Évidemment, le Sourire les films traitent des problèmes de maladie mentale et de masquage (il y a une raison pour laquelle le démon porte toujours un sourire, après tout) et de thèmes similaires – que vous pensiez qu’ils font du bon travail pour les aborder ou non. Et ceux-ci sont clairement toujours présents ici. Mais là où ils étaient au centre du premier film, où le protagoniste était thérapeute, ils sont rejoints dans celui-ci par les différences créées par la carrière alternative de Skye.
Plutôt qu’une simple opportunité pour des décors plus importants ou des chansons qui agissent comme, sinon exactement un refrain grec, du moins un soulignement de certains des sujets du film, la décision de faire de Skye une pop star met également au premier plan des questions sur le les pressions de la renommée, le manque d’action, l’exploitation et la façon dont les exigences du capitalisme nous empêchent de prendre soin de notre santé mentale.
Après tout, la plupart d’entre nous ne peuvent peut-être pas comprendre le fait d’être une grande pop star, mais nous pouvons tous comprendre les pressions financières qui nous empêchent de prendre le temps et l’espace dont nous avons besoin pour prendre soin de notre propre bien-être mental.
Skye, en tant que pop star, offre également une autre façon de voir le film sous un angle intéressant. J’ai mentionné plus tôt que beaucoup de gens que je connais ne se soucient pas du Sourire des films, et je ne vais pas leur mettre des mots dans la bouche pour expliquer pourquoi. Mais je pense que regarder Sourire et Sourire 2 comme les chansons pop est une manière instructive de réfléchir à ces films et à leur place dans le paysage cinématographique.

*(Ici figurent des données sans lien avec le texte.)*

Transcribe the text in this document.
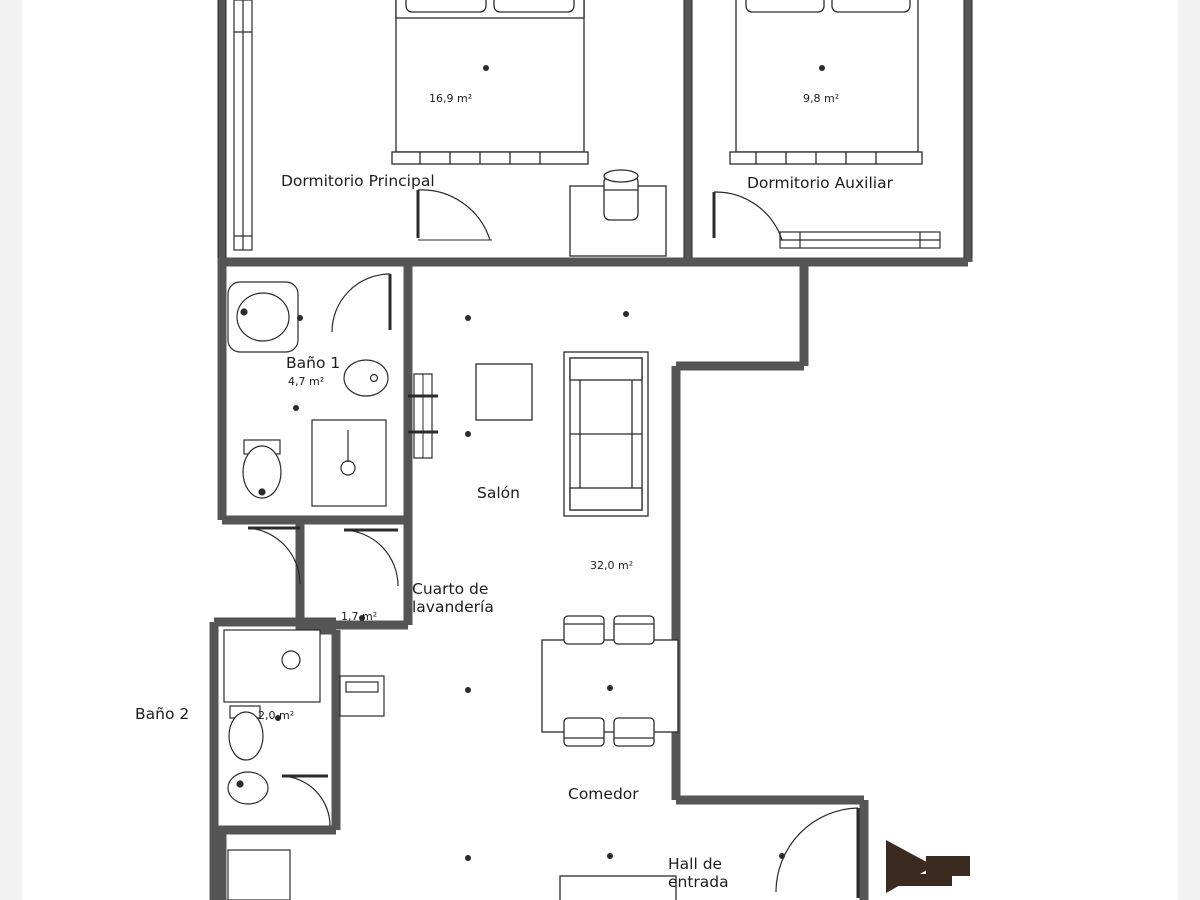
Dormitorio Principal
16,9 m²
Dormitorio Auxiliar
9,8 m²
Baño 1
4,7 m²
Baño 2	2,0 m²
Cuarto de lavandería
1,7 m²
Salón
32,0 m²
Comedor
Hall de entrada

Bien que classé R et sanglant, le budget plus élevé signifie également que beaucoup plus de grues sont exposées dans Sourire 2 – ces films sont conçus et calibrés comme des divertissements populaires. Ils sont censés se généraliser. Ils occupent une niche (la malédiction virale) qui, depuis le succès du remake américain de L’anneau en 2002, est devenu en grande partie la provenance de « teenybopper horror » comme Action-Vérité, Souhait surou celui de cette année Tarotpour n’en citer que quelques-uns.
Parker Finn apporte un ensemble impressionnant d’astuces visuelles aux deux films, mais ils sont également peaufinés d’une manière qui reflète la chanson pop hautement produite, plutôt que l’esthétique faux-grindhouse ou -arthouse qui est plus populaire dans les horreurs « sérieuses » de ces films. jours. Ils s’appuient fortement sur les peurs de saut, et certains des décors (en particulier dans cette suite) sont clairement conçus dans le but de les rendre faciles à sortir de leur contexte et à les déposer dans un TikTok plus tard.
Tout comme les chansons pop, ces types de films ont un large attrait pour le grand public, mais ils sont particulièrement populaires auprès des adolescents. Et comme tout ce qui est populaire parmi les adolescents – en particulier les adolescentes – ils sont largement méprisés et rejetés par ceux qui se considèrent au-dessus de ces divertissements « insipides ».
Sont les Sourire des films fades ? Je ne pense pas. Leur message peut parfois être confus, mais ils abordent des idées tout aussi importantes que n’importe quel film « d’horreur élevé », même s’ils le font à travers une lentille pop plus accessible. Et même s’ils étaient insipide, il y a de la place pour des films insipides qui déploient aussi bien leurs chocs et leurs secousses.
Et à tout le moins, le Sourire La franchise est la preuve positive que vous pouvez acheter beaucoup de bonne volonté de ma part simplement en incluant un énorme monstre noueux à la Trevor Henderson dans votre film alors que vous auriez facilement pu vous en sortir sans le faire.

Outre son travail en tant qu’ambassadeur des monstres ici chez Signal Horizon, Orrin Gray est l’auteur de plusieurs livres sur les monstres, les fantômes et parfois les fantômes des monstres, et un scénariste de films signé chez Unwinnable et autres. Ses histoires ont été publiées dans des dizaines d’anthologies, dont celle d’Ellen Datlow. Meilleure horreur de l’année et il est l’auteur de deux recueils d’essais sur le film d’horreur vintage.